While we may not be able – or even want – to completely change these traits, we are often able to make conscious decisions that help us deal with these situations better.

Where does sensitivity come from?

Any personality trait or attribute exists along a continuum, and we all tend to have a set-point range where we fall along that continuum. The contributing factors are multiple, and ultimately a combination of nature and nurture:
  • The personality and genetics we came into this world with
  • Our early childhood environment
  • Important life events and circumstances (both positive and negative)

Being sensitive is neither bad nor good, it just is

There are great things that come along with being sensitive – sensitive people are more likely to experience intense positive emotions, tend to connect with others’ emotional experiences on a deeper level, are more attuned to changes in others’ moods, and have a strong ability to empathize with others.

However, there are also downsides to being highly sensitive and emotional. Sensitive people are more likely to personalize things, interpret things with negative intent when it may not exist, and overreact negatively to what may be a perceived insult. They are also likely to ruminate over things that have been said or done by others, have a hard time letting go of the past, and experience deeper hurt when it comes to conflict in interpersonal relationships.

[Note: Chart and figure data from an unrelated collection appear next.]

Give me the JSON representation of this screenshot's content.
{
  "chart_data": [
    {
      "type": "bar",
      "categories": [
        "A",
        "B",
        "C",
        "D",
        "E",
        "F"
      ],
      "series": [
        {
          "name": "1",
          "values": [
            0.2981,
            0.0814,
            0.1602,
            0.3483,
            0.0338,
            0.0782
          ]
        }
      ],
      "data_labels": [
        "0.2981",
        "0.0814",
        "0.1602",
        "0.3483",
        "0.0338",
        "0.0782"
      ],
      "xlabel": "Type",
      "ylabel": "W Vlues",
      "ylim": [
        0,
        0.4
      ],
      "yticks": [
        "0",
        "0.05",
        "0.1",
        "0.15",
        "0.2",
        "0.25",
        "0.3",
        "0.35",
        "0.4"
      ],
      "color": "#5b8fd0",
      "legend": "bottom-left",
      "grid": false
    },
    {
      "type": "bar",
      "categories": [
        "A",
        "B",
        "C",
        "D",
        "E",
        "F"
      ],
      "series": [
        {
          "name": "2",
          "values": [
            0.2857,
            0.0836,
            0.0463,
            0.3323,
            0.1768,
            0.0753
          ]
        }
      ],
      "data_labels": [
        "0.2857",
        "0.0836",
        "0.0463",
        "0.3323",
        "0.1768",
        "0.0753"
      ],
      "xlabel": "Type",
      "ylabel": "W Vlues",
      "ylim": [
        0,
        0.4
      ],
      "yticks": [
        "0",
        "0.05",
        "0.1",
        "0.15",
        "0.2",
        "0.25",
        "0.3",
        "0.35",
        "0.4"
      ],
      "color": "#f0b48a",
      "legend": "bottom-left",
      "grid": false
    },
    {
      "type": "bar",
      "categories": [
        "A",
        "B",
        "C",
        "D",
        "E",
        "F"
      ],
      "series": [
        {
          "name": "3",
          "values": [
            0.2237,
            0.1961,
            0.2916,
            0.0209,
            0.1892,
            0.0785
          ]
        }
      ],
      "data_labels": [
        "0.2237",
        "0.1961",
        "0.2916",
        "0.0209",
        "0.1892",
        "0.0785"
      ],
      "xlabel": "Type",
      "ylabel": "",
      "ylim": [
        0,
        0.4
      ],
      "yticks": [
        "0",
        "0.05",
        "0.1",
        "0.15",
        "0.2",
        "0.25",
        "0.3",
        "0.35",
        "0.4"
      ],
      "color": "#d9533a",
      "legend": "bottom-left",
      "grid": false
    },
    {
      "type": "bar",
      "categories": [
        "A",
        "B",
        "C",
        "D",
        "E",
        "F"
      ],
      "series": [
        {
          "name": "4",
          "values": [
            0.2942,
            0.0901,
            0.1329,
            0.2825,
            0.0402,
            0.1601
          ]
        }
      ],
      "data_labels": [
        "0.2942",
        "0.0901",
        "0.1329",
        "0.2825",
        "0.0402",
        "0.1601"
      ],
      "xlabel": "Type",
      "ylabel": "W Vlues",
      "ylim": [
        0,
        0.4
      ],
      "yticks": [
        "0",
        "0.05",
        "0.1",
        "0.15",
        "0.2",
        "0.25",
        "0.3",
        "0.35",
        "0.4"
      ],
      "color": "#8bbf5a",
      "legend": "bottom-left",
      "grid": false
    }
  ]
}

Our thoughts shape our reactions

When it comes to our emotional reactions, the single most important factor that shapes how we react is our thoughts and interpretations about the situation.
 
If you are walking down the street, wave to an acquaintance you recently met at a party who ignores you, and think “I must have said something she didn’t like when we met” you are likely going to react negatively. If instead, you think (as people who are high in emotional resilience would) “she didn’t recognize me, seeing me here is out of context” or “she looked preoccupied with a phone call she was on” you will probably have little to no emotional reaction.
So, how can we have better control over our emotional reactions, particularly as they relate to emotional sensitivity?
 
1. Identify the automatic thoughts and interpretations that come up for you in a particular trigger situation. What are you thinking, perceiving and believing? Be as specific as possible.
 
2. Ask yourself a few key questions:
  • Are the thoughts/interpretations you are having realistic and accurate?
  • What is the evidence that what you are thinking is true?
  • What’s the evidence against that thought as being not true?
  • What alternative explanations could there be for the comment that was made?

3. Actively work on replacing the automatic negative/personalized thoughts with thoughts that are more accurate to the situation, based on a review of all of the evidence.

A core part of our life’s work is to continue to build awareness of who we are, recognize the patterns and behaviours we engage in that may be negatively impacting us or those around us, and work to continually improve areas of weakness. The goal is not to do away with fundamental elements that make you who you are, but rather to embrace those attributes in a way that the positives are maximized and the negatives are minimized so that you are living an overall happier life.